Finding the best approach may require talking to a variety of vendors, and scouring technical papers to see what works best for what applications. It may also require some narrowing of focus on the part of chipmakers, limiting the number of options to those that are well-tested in silicon.
“Standardize your design methods and tools as much as possible,” advises John Mick, ASIC design manager at Keysight. “Develop test cases to prove out changes to the flow before inserting into the production flow. Use the same process node for multiple designs. Moving to new node means new IP and design rule sets that can add many months to the ASIC development time.”
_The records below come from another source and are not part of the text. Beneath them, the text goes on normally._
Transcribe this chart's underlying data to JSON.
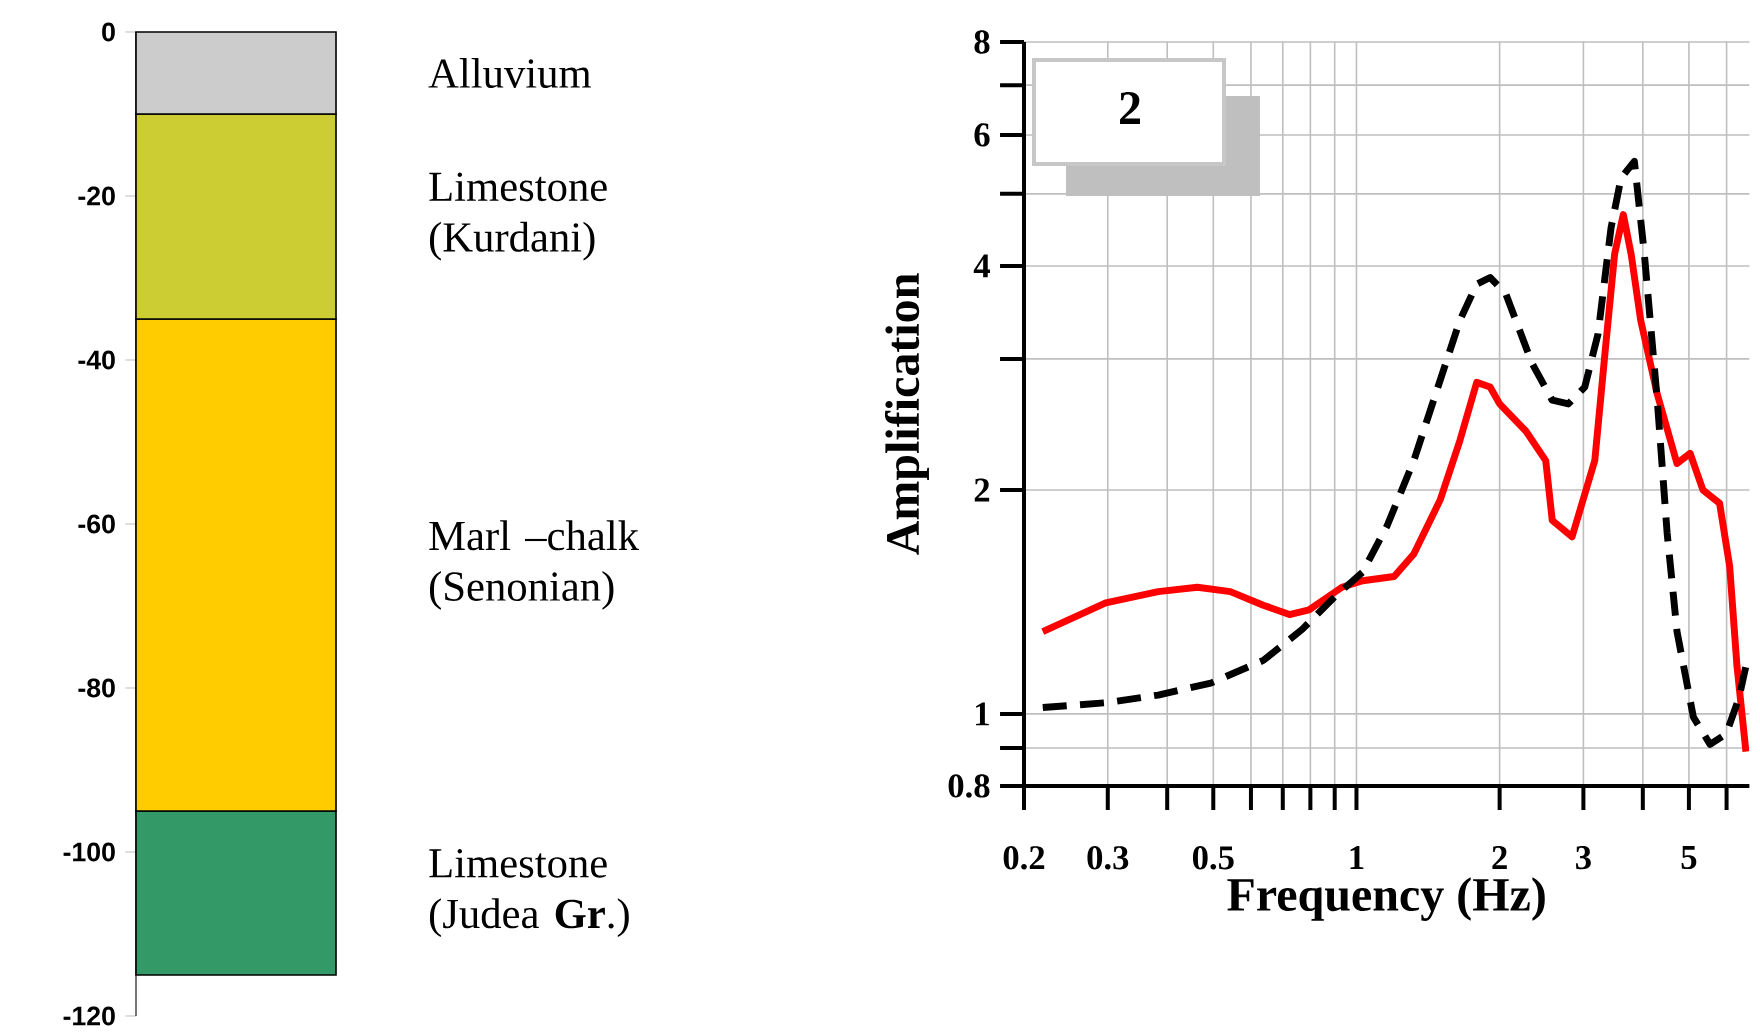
{
  "chart_data": [
    {
      "type": "bar",
      "stacked": true,
      "categories": [
        null
      ],
      "ylim": [
        -120,
        0
      ],
      "yticks": [
        0,
        -20,
        -40,
        -60,
        -80,
        -100,
        -120
      ],
      "tick_labels": "y",
      "series": [
        {
          "name": "Alluvium",
          "color": "#cccccc",
          "values": [
            -10
          ]
        },
        {
          "name": "Limestone (Kurdani)",
          "color": "#cccc33",
          "values": [
            -25
          ]
        },
        {
          "name": "Marl –chalk (Senonian)",
          "color": "#ffcc00",
          "values": [
            -60
          ]
        },
        {
          "name": "Limestone (Judea **Gr**.)",
          "color": "#339966",
          "values": [
            -20
          ]
        }
      ]
    },
    {
      "type": "line",
      "annotations": [
        "2"
      ],
      "xlabel": "Frequency (Hz)",
      "ylabel": "Amplification",
      "log": "xy",
      "grid": true,
      "marker": "none",
      "xlim": [
        0.2,
        6.7
      ],
      "ylim": [
        0.8,
        8
      ],
      "xticks": [
        0.2,
        0.3,
        {
          "value": 0.4,
          "label": null
        },
        0.5,
        {
          "value": 0.6,
          "label": null
        },
        {
          "value": 0.7,
          "label": null
        },
        {
          "value": 0.8,
          "label": null
        },
        {
          "value": 0.9,
          "label": null
        },
        1,
        2,
        3,
        {
          "value": 4,
          "label": null
        },
        5,
        {
          "value": 6,
          "label": null
        }
      ],
      "yticks": [
        0.8,
        {
          "value": 0.9,
          "label": null
        },
        1,
        2,
        {
          "value": 3,
          "label": null
        },
        4,
        {
          "value": 5,
          "label": null
        },
        6,
        {
          "value": 7,
          "label": null
        },
        8
      ],
      "series": [
        {
          "color": "#ff0000",
          "line_style": "solid",
          "x": [
            0.219,
            0.297,
            0.383,
            0.463,
            0.543,
            0.637,
            0.723,
            0.795,
            0.932,
            1.03,
            1.2,
            1.32,
            1.5,
            1.65,
            1.79,
            1.91,
            2.0,
            2.27,
            2.5,
            2.58,
            2.84,
            3.17,
            3.33,
            3.49,
            3.64,
            3.78,
            3.96,
            4.29,
            4.72,
            5.03,
            5.35,
            5.8,
            6.09,
            6.31,
            6.59
          ],
          "values": [
            1.29,
            1.41,
            1.46,
            1.48,
            1.46,
            1.4,
            1.36,
            1.38,
            1.48,
            1.51,
            1.53,
            1.64,
            1.94,
            2.33,
            2.79,
            2.75,
            2.61,
            2.4,
            2.19,
            1.82,
            1.73,
            2.19,
            3.05,
            4.15,
            4.69,
            4.15,
            3.38,
            2.69,
            2.17,
            2.24,
            2.0,
            1.92,
            1.58,
            1.16,
            0.89
          ]
        },
        {
          "color": "#000000",
          "line_style": "dashed",
          "x": [
            0.219,
            0.297,
            0.383,
            0.494,
            0.637,
            0.77,
            0.903,
            1.03,
            1.16,
            1.32,
            1.5,
            1.65,
            1.79,
            1.91,
            2.06,
            2.34,
            2.58,
            2.79,
            3.02,
            3.22,
            3.43,
            3.6,
            3.84,
            4.03,
            4.29,
            4.5,
            4.72,
            5.11,
            5.54,
            5.99,
            6.37,
            6.59
          ],
          "values": [
            1.02,
            1.035,
            1.06,
            1.1,
            1.18,
            1.3,
            1.44,
            1.55,
            1.79,
            2.19,
            2.81,
            3.38,
            3.78,
            3.86,
            3.67,
            2.96,
            2.64,
            2.61,
            2.75,
            3.24,
            4.5,
            5.25,
            5.53,
            4.15,
            2.64,
            1.75,
            1.29,
            0.99,
            0.91,
            0.94,
            1.05,
            1.16
          ]
        }
      ]
    }
  ]
}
That said, complexity of these designs, and customization for specific applications and use cases, can have a big impact on what works best. “Customers should understand the key capability they’re looking for,” said Jaeger. “For example, if your goal is to mostly run software, then the highest possible performance is your number one priority. If you want to mostly make sure that your RTL is functional, and you don’t have to go through silicon respin, then debug capabilities are the most important thing for you.”
To this point, EDA tool providers often have tailored offerings. “For example, Keysight is simulator agnostic, so we don’t use a ‘canned’ vendor flow. We optimize our design flow to work with different vendors. This means we have developed hundreds of scripts to handle the tools and make it all work,” Mick said.
Synopsys’ Costa added that all of this advice may appear obvious, but in the middle of a crunch, when a team is worried about time and budget, it’s easy to ignore. That can wind up costing even more time in the end. “If you still need to change the RTL every day, that’s probably too soon to go into prototyping. You should go back to emulation or even to simulation and be sure that your design is in good shape. I always hear people talk about schedule. ‘Oh, I don’t have the time, so I need to just use one platform.’ However, you’re probably losing more time because you don’t have the right tool. You don’t have a hammer, you do want to put your nail in the wood in any regard, but you don’t have the time to go to the shop to buy a hammer. Further, these are very sophisticated tools. If you don’t know the methodology to debug things in a step-by-step manner, you may be lost very quickly.”
And above all, having a solid plan is key to knowing when to stop. “Verification is never ending,” Jaeger said. “There’s always something more that can be checked. Having a plan also means knowing when good is good enough for what you did.”
Conclusion
The number of options available to chipmakers, and the demands of end markets looking for highly customized solutions that include some form of AI/ML, with orders of magnitude improvements in performance per watt, are stretching existing tools and methodologies well beyond their initial targets.
The key for chipmakers will be to limit the number of options where it makes sense, in order to stay focused, as well as utilize whatever new techniques, tools, and methodologies are available in places where designs can benefit from them. Still, there will be more variables to contend with, and more challenges that may be unique for which there may be no single solution. These changes have made the design process much more interesting and innovative, but there’s a price to pay for that level of freedom.